Language model accuracy is measured by perplexity, so let's go ahead and print that

In [None]:
print("Model Perplexity:", math.exp(4.004))

## 1.4 Test

In [None]:
m=learner.model
ss="""I used to love using this service but now"""
s = [spacy_tok(ss)]
t=TEXT.numericalize(s)
s

In [None]:
# Set batch size to 1
m[0].bs=1
# Turn off dropout
m.eval()
# Reset hidden state
m.reset()
# Get predictions from model
res,*_ = m(t)
# Put the batch size back to what it was
m[0].bs=bs

In [None]:
nexts = torch.topk(res[-1], 10)[1]
[TEXT.vocab.itos[o] for o in to_np(nexts)]

In [None]:
print(ss,"\n")
for i in range(50):
    n=res[-1].topk(2)[1]
    n = n[1] if n.data[0]==0 else n[0]
    print(TEXT.vocab.itos[n.data[0]], end=' ')
    res,*_ = m(n[0].unsqueeze(0))
print('...')

# 2 Sentiment Analysis / Toxicity Classification

In [14]:
TEXT = pickle.load(open(f'{PATH}models/TEXT.pkl','rb'))

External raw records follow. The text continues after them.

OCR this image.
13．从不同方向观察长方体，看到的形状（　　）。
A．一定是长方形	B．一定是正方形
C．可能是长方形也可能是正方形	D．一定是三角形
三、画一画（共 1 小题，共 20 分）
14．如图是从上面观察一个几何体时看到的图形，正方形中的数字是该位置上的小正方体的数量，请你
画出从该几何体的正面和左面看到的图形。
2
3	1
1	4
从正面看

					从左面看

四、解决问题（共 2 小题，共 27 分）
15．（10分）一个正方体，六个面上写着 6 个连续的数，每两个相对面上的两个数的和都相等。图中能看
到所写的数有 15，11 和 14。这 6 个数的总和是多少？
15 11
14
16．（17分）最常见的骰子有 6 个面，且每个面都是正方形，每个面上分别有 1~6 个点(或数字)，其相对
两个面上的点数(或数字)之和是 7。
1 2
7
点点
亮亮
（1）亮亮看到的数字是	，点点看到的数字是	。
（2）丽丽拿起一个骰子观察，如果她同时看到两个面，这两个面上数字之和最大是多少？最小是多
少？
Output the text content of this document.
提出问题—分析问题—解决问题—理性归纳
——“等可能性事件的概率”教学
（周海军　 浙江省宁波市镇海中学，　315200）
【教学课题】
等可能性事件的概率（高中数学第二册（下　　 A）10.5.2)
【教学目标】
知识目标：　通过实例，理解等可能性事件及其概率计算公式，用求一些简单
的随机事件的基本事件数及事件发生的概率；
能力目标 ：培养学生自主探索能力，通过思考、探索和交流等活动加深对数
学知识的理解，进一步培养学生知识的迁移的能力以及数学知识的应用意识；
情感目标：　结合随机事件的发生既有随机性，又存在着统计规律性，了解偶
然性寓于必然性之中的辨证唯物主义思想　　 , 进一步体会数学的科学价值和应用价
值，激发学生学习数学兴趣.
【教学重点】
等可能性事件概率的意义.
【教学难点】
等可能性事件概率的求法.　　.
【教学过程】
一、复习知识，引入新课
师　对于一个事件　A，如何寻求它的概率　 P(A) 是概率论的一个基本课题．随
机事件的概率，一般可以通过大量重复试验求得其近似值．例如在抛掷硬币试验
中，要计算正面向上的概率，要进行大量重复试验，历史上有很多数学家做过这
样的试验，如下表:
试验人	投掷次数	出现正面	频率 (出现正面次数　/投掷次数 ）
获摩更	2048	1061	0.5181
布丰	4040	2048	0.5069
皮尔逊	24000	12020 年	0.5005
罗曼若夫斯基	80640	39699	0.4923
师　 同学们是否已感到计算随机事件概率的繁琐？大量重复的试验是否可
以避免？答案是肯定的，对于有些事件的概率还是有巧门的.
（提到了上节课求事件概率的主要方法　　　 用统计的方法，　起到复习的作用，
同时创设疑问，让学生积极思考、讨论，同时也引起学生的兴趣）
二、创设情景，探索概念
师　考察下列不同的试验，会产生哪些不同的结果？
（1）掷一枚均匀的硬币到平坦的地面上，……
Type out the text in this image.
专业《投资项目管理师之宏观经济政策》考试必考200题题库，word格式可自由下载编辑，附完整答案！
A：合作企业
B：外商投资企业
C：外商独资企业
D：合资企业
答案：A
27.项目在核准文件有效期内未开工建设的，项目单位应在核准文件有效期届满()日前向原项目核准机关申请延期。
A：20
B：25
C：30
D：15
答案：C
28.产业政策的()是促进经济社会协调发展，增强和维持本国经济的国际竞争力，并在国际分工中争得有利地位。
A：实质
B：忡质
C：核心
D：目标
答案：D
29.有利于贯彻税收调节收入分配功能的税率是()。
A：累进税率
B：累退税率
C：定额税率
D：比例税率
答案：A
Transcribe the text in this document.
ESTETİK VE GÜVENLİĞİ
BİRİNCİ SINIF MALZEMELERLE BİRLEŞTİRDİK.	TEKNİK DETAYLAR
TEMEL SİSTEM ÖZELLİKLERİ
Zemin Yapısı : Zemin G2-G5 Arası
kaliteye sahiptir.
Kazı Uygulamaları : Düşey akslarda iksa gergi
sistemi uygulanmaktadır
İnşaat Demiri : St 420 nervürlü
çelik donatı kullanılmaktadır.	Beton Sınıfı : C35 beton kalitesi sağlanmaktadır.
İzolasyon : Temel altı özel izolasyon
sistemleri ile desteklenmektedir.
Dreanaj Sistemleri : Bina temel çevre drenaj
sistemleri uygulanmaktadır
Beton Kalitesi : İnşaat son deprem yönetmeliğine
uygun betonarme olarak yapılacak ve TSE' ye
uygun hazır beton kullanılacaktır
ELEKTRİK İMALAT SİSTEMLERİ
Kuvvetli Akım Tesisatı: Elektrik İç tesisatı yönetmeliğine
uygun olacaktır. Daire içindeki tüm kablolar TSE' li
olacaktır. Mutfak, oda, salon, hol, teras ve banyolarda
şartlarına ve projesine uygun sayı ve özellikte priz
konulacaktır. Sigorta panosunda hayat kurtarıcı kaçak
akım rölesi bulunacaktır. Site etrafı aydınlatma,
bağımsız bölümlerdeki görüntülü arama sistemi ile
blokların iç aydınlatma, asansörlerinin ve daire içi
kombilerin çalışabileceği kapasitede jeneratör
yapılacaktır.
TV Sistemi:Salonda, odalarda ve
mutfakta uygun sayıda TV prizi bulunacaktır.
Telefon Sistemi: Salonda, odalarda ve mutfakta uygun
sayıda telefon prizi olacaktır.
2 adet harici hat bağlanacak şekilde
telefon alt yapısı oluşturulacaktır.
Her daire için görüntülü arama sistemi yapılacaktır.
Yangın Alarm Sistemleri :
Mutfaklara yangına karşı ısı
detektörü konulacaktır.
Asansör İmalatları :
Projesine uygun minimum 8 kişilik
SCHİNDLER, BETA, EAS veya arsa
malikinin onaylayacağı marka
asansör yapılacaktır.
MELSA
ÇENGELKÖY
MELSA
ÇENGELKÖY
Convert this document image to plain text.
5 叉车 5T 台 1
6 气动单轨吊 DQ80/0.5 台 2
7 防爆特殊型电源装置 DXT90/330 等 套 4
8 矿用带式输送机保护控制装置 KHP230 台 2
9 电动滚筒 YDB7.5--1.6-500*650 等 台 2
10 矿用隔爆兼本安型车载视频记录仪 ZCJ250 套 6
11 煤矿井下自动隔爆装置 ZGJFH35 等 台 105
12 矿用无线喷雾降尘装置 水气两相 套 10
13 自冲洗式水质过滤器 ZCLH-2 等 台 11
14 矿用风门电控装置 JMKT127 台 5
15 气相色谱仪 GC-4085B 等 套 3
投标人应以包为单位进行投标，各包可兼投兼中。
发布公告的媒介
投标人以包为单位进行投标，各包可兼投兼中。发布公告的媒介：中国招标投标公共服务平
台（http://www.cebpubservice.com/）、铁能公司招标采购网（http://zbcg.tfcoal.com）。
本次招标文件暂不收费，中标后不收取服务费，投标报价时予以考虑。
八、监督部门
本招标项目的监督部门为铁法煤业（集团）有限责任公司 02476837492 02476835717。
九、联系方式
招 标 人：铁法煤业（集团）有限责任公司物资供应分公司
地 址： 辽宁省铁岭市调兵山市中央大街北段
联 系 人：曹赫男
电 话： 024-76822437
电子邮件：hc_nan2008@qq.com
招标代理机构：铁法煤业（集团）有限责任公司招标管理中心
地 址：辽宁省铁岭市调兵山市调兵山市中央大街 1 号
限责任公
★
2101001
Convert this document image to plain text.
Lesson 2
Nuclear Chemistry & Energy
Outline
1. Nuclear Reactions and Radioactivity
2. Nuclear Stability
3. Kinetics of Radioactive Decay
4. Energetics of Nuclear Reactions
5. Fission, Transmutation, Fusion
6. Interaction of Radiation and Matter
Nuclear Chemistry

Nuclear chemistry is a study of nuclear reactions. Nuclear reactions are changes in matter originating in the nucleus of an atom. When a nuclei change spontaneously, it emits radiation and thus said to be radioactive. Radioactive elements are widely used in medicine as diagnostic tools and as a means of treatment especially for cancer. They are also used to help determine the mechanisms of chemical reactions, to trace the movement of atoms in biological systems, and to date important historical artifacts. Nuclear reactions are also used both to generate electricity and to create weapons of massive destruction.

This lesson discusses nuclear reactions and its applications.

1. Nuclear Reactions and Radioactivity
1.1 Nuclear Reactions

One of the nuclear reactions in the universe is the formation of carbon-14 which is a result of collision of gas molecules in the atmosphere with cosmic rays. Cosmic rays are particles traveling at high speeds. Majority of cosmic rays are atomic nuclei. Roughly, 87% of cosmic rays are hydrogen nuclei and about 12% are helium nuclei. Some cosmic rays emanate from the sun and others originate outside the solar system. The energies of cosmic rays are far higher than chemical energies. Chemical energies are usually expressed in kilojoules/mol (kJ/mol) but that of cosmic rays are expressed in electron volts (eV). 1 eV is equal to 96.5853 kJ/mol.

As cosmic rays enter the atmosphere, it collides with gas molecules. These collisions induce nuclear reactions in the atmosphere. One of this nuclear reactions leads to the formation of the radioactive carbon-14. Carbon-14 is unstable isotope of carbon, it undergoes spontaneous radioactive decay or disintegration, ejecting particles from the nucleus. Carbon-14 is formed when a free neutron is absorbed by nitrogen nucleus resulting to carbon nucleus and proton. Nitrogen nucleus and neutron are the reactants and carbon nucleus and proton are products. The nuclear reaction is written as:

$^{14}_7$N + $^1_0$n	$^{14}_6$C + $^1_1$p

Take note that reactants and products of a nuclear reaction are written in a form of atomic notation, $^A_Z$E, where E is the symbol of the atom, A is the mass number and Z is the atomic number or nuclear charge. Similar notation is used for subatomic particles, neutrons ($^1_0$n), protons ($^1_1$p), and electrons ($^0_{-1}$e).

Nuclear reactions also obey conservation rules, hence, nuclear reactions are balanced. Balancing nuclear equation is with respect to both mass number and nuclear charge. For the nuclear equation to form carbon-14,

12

The custom code to load this particular dataset was obtained from [here](https://gist.github.com/ohmeow/5b3543a5115040001fce59a105ac4269) with a few additions made by me

In [None]:
class TextMultiLabelDataset(torchtext.data.Dataset):
    def __init__(self, df, tt_text_field, tt_label_field, txt_col, lbl_cols, **kwargs):
        # torchtext Field objects
        fields = [('text', tt_text_field)]
        for l in lbl_cols: fields.append((l, tt_label_field))
            
        is_test = False if lbl_cols[0] in df.columns else True
        n_labels = len(lbl_cols)
        
        examples = []
        for idx, row in df.iterrows():
            if not is_test:
                lbls = [ row[l] for l in lbl_cols ]
            else:
                lbls = [0.0] * n_labels
                
            txt = str(row[txt_col])
            examples.append(data.Example.fromlist([txt]+lbls, fields))
                            
        super().__init__(examples, fields, **kwargs)

    @staticmethod
    def sort_key(example): 
        return len(example.text)
    
    @classmethod
    def splits(cls, text_field, label_field, train_df, txt_col, lbl_cols, val_df=None, test_df=None, **kwargs):
        # build train, val, and test data
        train_data, val_data, test_data = (None, None, None)
        
        if train_df is not None: 
            train_data = cls(train_df.copy(), text_field, label_field, txt_col, lbl_cols, **kwargs)
        if val_df is not None: 
            val_data = cls(val_df.copy(), text_field, label_field, txt_col, lbl_cols, **kwargs)
        if test_df is not None: 
            test_data = cls(test_df.copy(), text_field, label_field, txt_col, lbl_cols, **kwargs)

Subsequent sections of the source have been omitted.